Scientists in Italy have found that about 12 percent of wild-type patients have a mutation in their tumor’s BRAF gene, and these patients showed no response to Erbitux or Vectibix.

Testing 113 colorectal cancer tumors from patients who had been treated with either Erbitux or Vectibix, they found 30 percent had a KRAS mutation.  Going further, they tested the remaining 79 tumors for a mutation in BRAF.  Patients with mutated BRAF showed no response to the EGFR inhibiting drugs.  None had tumors shrink, and they had a shorter time until their cancer got worse and shorter survival.

All of the patients who did respond to Erbitux or Vectibix had normal or wild-type BRAF.

Dr Federica Di Nicolantonio, from the University of Turin School of Medicine said,

None of the patients with tumours containing BRAF mutations had responded to the treatment, and in cases where the treatment did work, none of those patients had BRAF mutations. This shows that for anti-EGFR therapy to work, the BRAF gene must be the wild type and suggests that BRAF status could be a useful biomarker for selecting patients suitable for anti-EGFR treatment.

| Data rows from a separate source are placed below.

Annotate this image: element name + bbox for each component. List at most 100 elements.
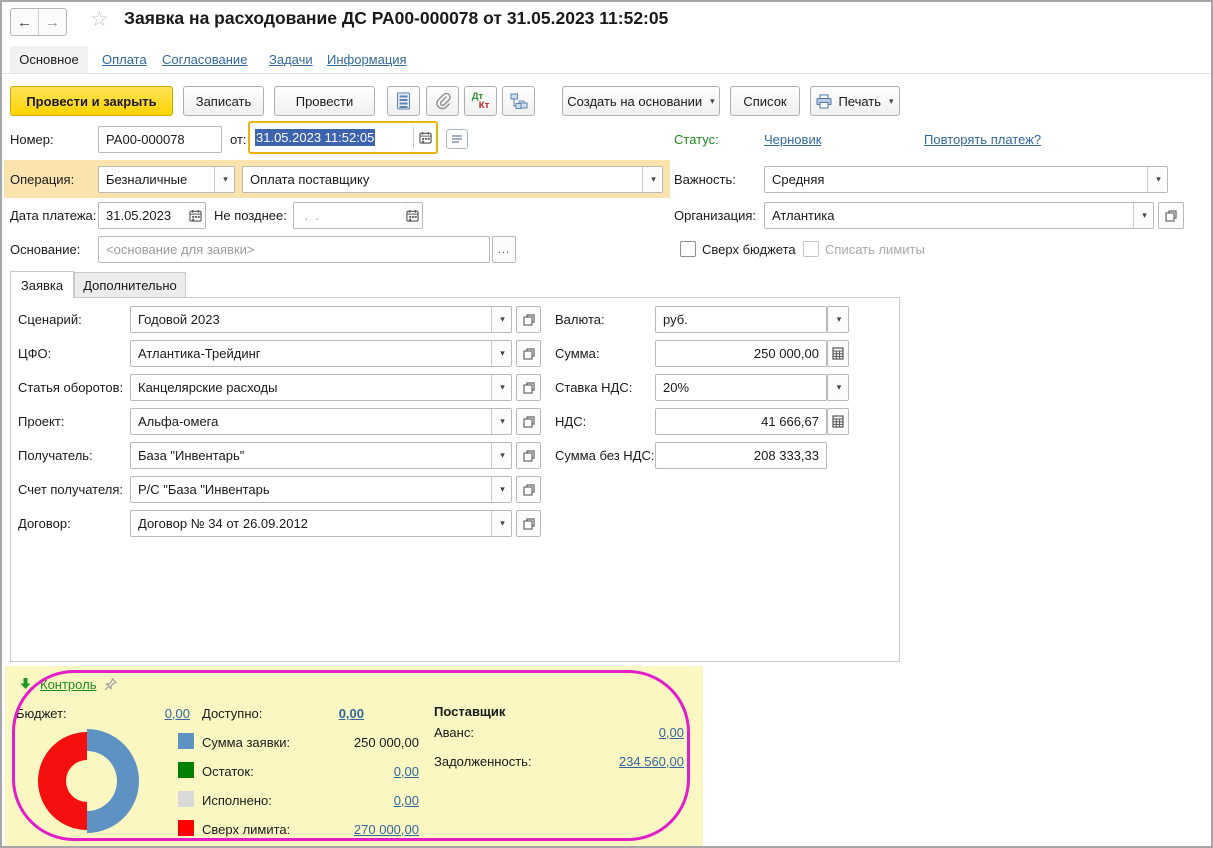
importance-label: Важность: xyxy=(674,172,736,187)
turnover-item-open-button[interactable] xyxy=(516,374,541,401)
currency-select[interactable]: руб. xyxy=(655,306,827,333)
calendar-button[interactable] xyxy=(414,131,436,144)
number-field[interactable]: РА00-000078 xyxy=(98,126,222,153)
calendar-button[interactable] xyxy=(403,203,422,228)
not-later-label: Не позднее: xyxy=(214,208,287,223)
recipient-select[interactable]: База "Инвентарь" ▾ xyxy=(130,442,512,469)
favorite-star-icon[interactable]: ☆ xyxy=(90,7,109,32)
legend-executed-value-link[interactable]: 0,00 xyxy=(302,793,419,808)
create-based-on-button[interactable]: Создать на основании ▾ xyxy=(562,86,720,116)
organization-open-button[interactable] xyxy=(1158,202,1184,229)
scenario-select[interactable]: Годовой 2023 ▾ xyxy=(130,306,512,333)
comment-icon xyxy=(451,134,463,144)
project-label: Проект: xyxy=(18,414,64,429)
chevron-down-icon: ▾ xyxy=(710,96,715,107)
debt-value-link[interactable]: 234 560,00 xyxy=(587,754,684,769)
budget-value-link[interactable]: 0,00 xyxy=(142,706,190,721)
chevron-down-icon[interactable]: ▾ xyxy=(214,167,234,192)
not-later-field[interactable]: . . xyxy=(293,202,423,229)
recipient-account-select[interactable]: Р/С "База "Инвентарь ▾ xyxy=(130,476,512,503)
over-budget-checkbox[interactable] xyxy=(680,241,696,257)
currency-dropdown-button[interactable]: ▾ xyxy=(827,306,849,333)
project-open-button[interactable] xyxy=(516,408,541,435)
print-button[interactable]: Печать ▾ xyxy=(810,86,900,116)
amount-calculator-button[interactable] xyxy=(827,340,849,367)
vat-calculator-button[interactable] xyxy=(827,408,849,435)
vat-amount-field[interactable]: 41 666,67 xyxy=(655,408,827,435)
chevron-down-icon: ▾ xyxy=(889,96,894,107)
tab-request[interactable]: Заявка xyxy=(10,271,74,298)
tab-information[interactable]: Информация xyxy=(327,52,407,67)
chevron-down-icon[interactable]: ▾ xyxy=(491,307,511,332)
basis-field[interactable]: <основание для заявки> xyxy=(98,236,490,263)
control-section-link[interactable]: Контроль xyxy=(40,677,96,692)
cfo-open-button[interactable] xyxy=(516,340,541,367)
tab-payment[interactable]: Оплата xyxy=(102,52,147,67)
vat-rate-dropdown-button[interactable]: ▾ xyxy=(827,374,849,401)
chevron-down-icon[interactable]: ▾ xyxy=(491,443,511,468)
legend-over-limit-value-link[interactable]: 270 000,00 xyxy=(302,822,419,837)
pin-icon[interactable] xyxy=(103,677,118,695)
register-records-button[interactable] xyxy=(387,86,420,116)
write-button[interactable]: Записать xyxy=(183,86,264,116)
chevron-down-icon[interactable]: ▾ xyxy=(491,375,511,400)
donut-segment-request-amount xyxy=(87,729,139,833)
back-button[interactable]: ← xyxy=(11,9,39,35)
available-value-link[interactable]: 0,00 xyxy=(318,706,364,721)
tab-tasks[interactable]: Задачи xyxy=(269,52,313,67)
list-button[interactable]: Список xyxy=(730,86,800,116)
payment-date-field[interactable]: 31.05.2023 xyxy=(98,202,206,229)
tab-main[interactable]: Основное xyxy=(10,46,88,73)
calendar-icon xyxy=(189,209,202,222)
basis-choose-button[interactable]: ... xyxy=(492,236,516,263)
vat-rate-select[interactable]: 20% xyxy=(655,374,827,401)
vat-rate-label: Ставка НДС: xyxy=(555,380,632,395)
chevron-down-icon[interactable]: ▾ xyxy=(1133,203,1153,228)
cfo-select[interactable]: Атлантика-Трейдинг ▾ xyxy=(130,340,512,367)
calculator-icon xyxy=(832,415,844,428)
donut-segment-over-limit xyxy=(38,732,87,830)
scenario-open-button[interactable] xyxy=(516,306,541,333)
contract-open-button[interactable] xyxy=(516,510,541,537)
operation-kind-select[interactable]: Оплата поставщику ▾ xyxy=(242,166,663,193)
organization-select[interactable]: Атлантика ▾ xyxy=(764,202,1154,229)
repeat-payment-link[interactable]: Повторять платеж? xyxy=(924,132,1041,147)
advance-value-link[interactable]: 0,00 xyxy=(602,725,684,740)
project-select[interactable]: Альфа-омега ▾ xyxy=(130,408,512,435)
calendar-button[interactable] xyxy=(186,203,205,228)
chevron-down-icon[interactable]: ▾ xyxy=(1147,167,1167,192)
turnover-item-select[interactable]: Канцелярские расходы ▾ xyxy=(130,374,512,401)
cfo-label: ЦФО: xyxy=(18,346,51,361)
tab-additional[interactable]: Дополнительно xyxy=(74,272,186,298)
collapse-arrow-icon[interactable] xyxy=(19,677,32,693)
attachments-button[interactable] xyxy=(426,86,459,116)
chevron-down-icon[interactable]: ▾ xyxy=(491,477,511,502)
post-button[interactable]: Провести xyxy=(274,86,375,116)
chevron-down-icon[interactable]: ▾ xyxy=(491,341,511,366)
importance-select[interactable]: Средняя ▾ xyxy=(764,166,1168,193)
chevron-down-icon[interactable]: ▾ xyxy=(642,167,662,192)
tab-approval[interactable]: Согласование xyxy=(162,52,247,67)
write-off-limits-label: Списать лимиты xyxy=(825,242,925,257)
legend-request-amount-label: Сумма заявки: xyxy=(202,735,290,750)
chevron-down-icon[interactable]: ▾ xyxy=(491,511,511,536)
operation-type-select[interactable]: Безналичные ▾ xyxy=(98,166,235,193)
printer-icon xyxy=(816,94,832,109)
chevron-down-icon[interactable]: ▾ xyxy=(491,409,511,434)
amount-field[interactable]: 250 000,00 xyxy=(655,340,827,367)
date-field-focused[interactable]: 31.05.2023 11:52:05 xyxy=(248,121,438,154)
comment-button[interactable] xyxy=(446,129,468,149)
contract-select[interactable]: Договор № 34 от 26.09.2012 ▾ xyxy=(130,510,512,537)
open-icon xyxy=(523,348,535,360)
post-and-close-button[interactable]: Провести и закрыть xyxy=(10,86,173,116)
scenario-label: Сценарий: xyxy=(18,312,82,327)
legend-remainder-value-link[interactable]: 0,00 xyxy=(302,764,419,779)
recipient-account-open-button[interactable] xyxy=(516,476,541,503)
forward-button[interactable]: → xyxy=(39,9,66,35)
document-structure-button[interactable] xyxy=(502,86,535,116)
accounting-entries-button[interactable]: Дт Кт xyxy=(464,86,497,116)
legend-remainder-label: Остаток: xyxy=(202,764,254,779)
status-value-link[interactable]: Черновик xyxy=(764,132,821,147)
open-icon xyxy=(523,484,535,496)
recipient-open-button[interactable] xyxy=(516,442,541,469)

In a laboratory experiment, cells that contained mutated BRAF had a dramatically reduced response to cetuximab and panitumumab, but when they were also treated with the BRAF inhibitor sorafenib (Nexavar®), the cells died.

Dr. Di Nicolantonio said,

These findings suggest that combination therapy that simultaneously blocks EGFR and BRAF in patients with BRAF-mutated tumours may be a useful approach to increase the number of patients who could benefit from anti- EGFR therapy, but that remains to be assessed in a clinical trial.

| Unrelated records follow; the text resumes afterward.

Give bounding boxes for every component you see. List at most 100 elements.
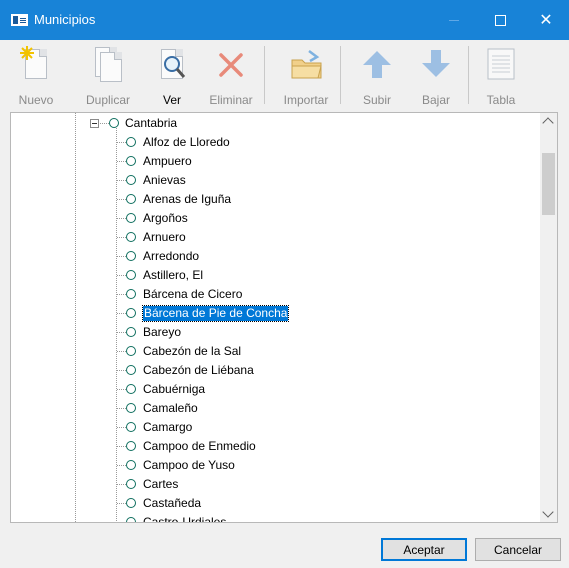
node-icon bbox=[126, 251, 136, 261]
tree-connector bbox=[117, 427, 126, 428]
scroll-down-icon[interactable] bbox=[542, 506, 554, 518]
duplicar-label: Duplicar bbox=[85, 93, 130, 107]
tree-item[interactable]: Astillero, El bbox=[143, 268, 203, 283]
tree-connector bbox=[117, 180, 126, 181]
folder-node-icon bbox=[109, 118, 119, 128]
subir-label: Subir bbox=[362, 93, 391, 107]
tree-connector bbox=[117, 332, 126, 333]
tree-connector bbox=[117, 161, 126, 162]
nuevo-label: Nuevo bbox=[18, 93, 54, 107]
tree-item[interactable]: Campoo de Yuso bbox=[143, 458, 235, 473]
minimize-button[interactable] bbox=[431, 0, 477, 40]
node-icon bbox=[126, 308, 136, 318]
node-icon bbox=[126, 327, 136, 337]
municipios-tree[interactable]: Cantabria Alfoz de Lloredo Ampuero Anievas A… bbox=[10, 112, 558, 523]
tree-item[interactable]: Castañeda bbox=[143, 496, 201, 511]
arrow-up-icon bbox=[360, 47, 394, 85]
collapse-icon[interactable] bbox=[90, 119, 99, 128]
arrow-down-icon bbox=[419, 47, 453, 85]
tree-item[interactable]: Argoños bbox=[143, 211, 188, 226]
tree-item[interactable]: Arredondo bbox=[143, 249, 199, 264]
tree-connector bbox=[117, 503, 126, 504]
tree-connector bbox=[117, 199, 126, 200]
tree-item[interactable]: Castro-Urdiales bbox=[143, 515, 226, 522]
ver-button[interactable]: Ver bbox=[150, 45, 194, 110]
node-icon bbox=[126, 517, 136, 522]
node-icon bbox=[126, 175, 136, 185]
cancel-button[interactable]: Cancelar bbox=[475, 538, 561, 561]
tree-item[interactable]: Arnuero bbox=[143, 230, 186, 245]
tree-item[interactable]: Bareyo bbox=[143, 325, 181, 340]
tree-guide-line bbox=[75, 113, 76, 522]
tree-connector bbox=[117, 256, 126, 257]
duplicate-icon bbox=[91, 47, 125, 85]
tree-item[interactable]: Cabuérniga bbox=[143, 382, 205, 397]
node-icon bbox=[126, 270, 136, 280]
toolbar: Nuevo Duplicar Ver Eliminar Importar Sub… bbox=[0, 40, 569, 112]
eliminar-label: Eliminar bbox=[209, 93, 253, 107]
node-icon bbox=[126, 232, 136, 242]
bajar-label: Bajar bbox=[421, 93, 450, 107]
tree-item[interactable]: Campoo de Enmedio bbox=[143, 439, 256, 454]
tree-connector bbox=[117, 408, 126, 409]
scroll-up-icon[interactable] bbox=[542, 117, 554, 129]
toolbar-separator bbox=[264, 46, 265, 104]
node-icon bbox=[126, 479, 136, 489]
tabla-button[interactable]: Tabla bbox=[480, 45, 522, 110]
tree-item[interactable]: Camargo bbox=[143, 420, 192, 435]
minimize-icon bbox=[449, 19, 459, 21]
tree-guide-line bbox=[116, 128, 117, 522]
eliminar-button[interactable]: Eliminar bbox=[206, 45, 256, 110]
close-icon: ✕ bbox=[539, 12, 553, 29]
accept-button[interactable]: Aceptar bbox=[381, 538, 467, 561]
tree-connector bbox=[117, 237, 126, 238]
tree-connector bbox=[117, 522, 126, 523]
maximize-button[interactable] bbox=[477, 0, 523, 40]
tree-item[interactable]: Camaleño bbox=[143, 401, 198, 416]
duplicar-button[interactable]: Duplicar bbox=[82, 45, 134, 110]
node-icon bbox=[126, 460, 136, 470]
toolbar-separator bbox=[468, 46, 469, 104]
subir-button[interactable]: Subir bbox=[356, 45, 398, 110]
scrollbar-thumb[interactable] bbox=[542, 153, 555, 215]
delete-x-icon bbox=[214, 47, 248, 85]
node-icon bbox=[126, 441, 136, 451]
importar-button[interactable]: Importar bbox=[280, 45, 332, 110]
tree-item[interactable]: Bárcena de Cicero bbox=[143, 287, 242, 302]
node-icon bbox=[126, 156, 136, 166]
tree-connector bbox=[117, 446, 126, 447]
tree-item[interactable]: Ampuero bbox=[143, 154, 192, 169]
tree-connector bbox=[117, 465, 126, 466]
tree-connector bbox=[117, 275, 126, 276]
toolbar-separator bbox=[340, 46, 341, 104]
vertical-scrollbar[interactable] bbox=[540, 113, 557, 522]
node-icon bbox=[126, 137, 136, 147]
close-button[interactable]: ✕ bbox=[523, 0, 569, 40]
node-icon bbox=[126, 384, 136, 394]
tree-item-parent[interactable]: Cantabria bbox=[125, 116, 177, 131]
tree-item[interactable]: Arenas de Iguña bbox=[143, 192, 231, 207]
tabla-label: Tabla bbox=[486, 93, 516, 107]
ver-label: Ver bbox=[162, 93, 181, 107]
view-magnifier-icon bbox=[155, 47, 189, 85]
tree-item[interactable]: Bárcena de Pie de Concha bbox=[141, 305, 290, 322]
tree-connector bbox=[117, 389, 126, 390]
tree-connector bbox=[117, 294, 126, 295]
bajar-button[interactable]: Bajar bbox=[414, 45, 458, 110]
node-icon bbox=[126, 289, 136, 299]
tree-item[interactable]: Cartes bbox=[143, 477, 178, 492]
nuevo-button[interactable]: Nuevo bbox=[14, 45, 58, 110]
node-icon bbox=[126, 194, 136, 204]
tree-connector bbox=[117, 313, 126, 314]
node-icon bbox=[126, 403, 136, 413]
node-icon bbox=[126, 498, 136, 508]
tree-item[interactable]: Alfoz de Lloredo bbox=[143, 135, 230, 150]
tree-connector bbox=[117, 484, 126, 485]
tree-connector bbox=[117, 370, 126, 371]
tree-item[interactable]: Anievas bbox=[143, 173, 186, 188]
tree-connector bbox=[117, 351, 126, 352]
table-icon bbox=[484, 47, 518, 85]
tree-item[interactable]: Cabezón de Liébana bbox=[143, 363, 254, 378]
tree-item[interactable]: Cabezón de la Sal bbox=[143, 344, 241, 359]
maximize-icon bbox=[494, 14, 506, 26]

Despite finding another gene that stops response to EGFR inhibiting drugs, the picture isn’t yet complete. More than half of patients who had no response to Erbitux or Vectibix didn’t have mutations in either KRAS or BRAF.

Dr. Di Nicolantonio adds,

This research does not complete the picture of resistance to EGFR inhibitors. In spite of the predictive value of both KRAS and BRAF mutations, in our cohort 52 per cent of non-responsive patients did not have mutations in either gene. This means further molecular markers are needed to better define patients who are unlikely to benefit from EGFR-targeted treatment.

SOURCES: The research was reported by Federica Di Nicolantonio and her colleagues on October 23, 2008 at the Molecular Targets and Cancer Therapeutics Symposium, jointly sponsored by EORTC, NCI, and AACR in Geneva.

Di Nicolantonio et al., Journal of Clinical Oncology, Online ahead of print, November 10, 2008.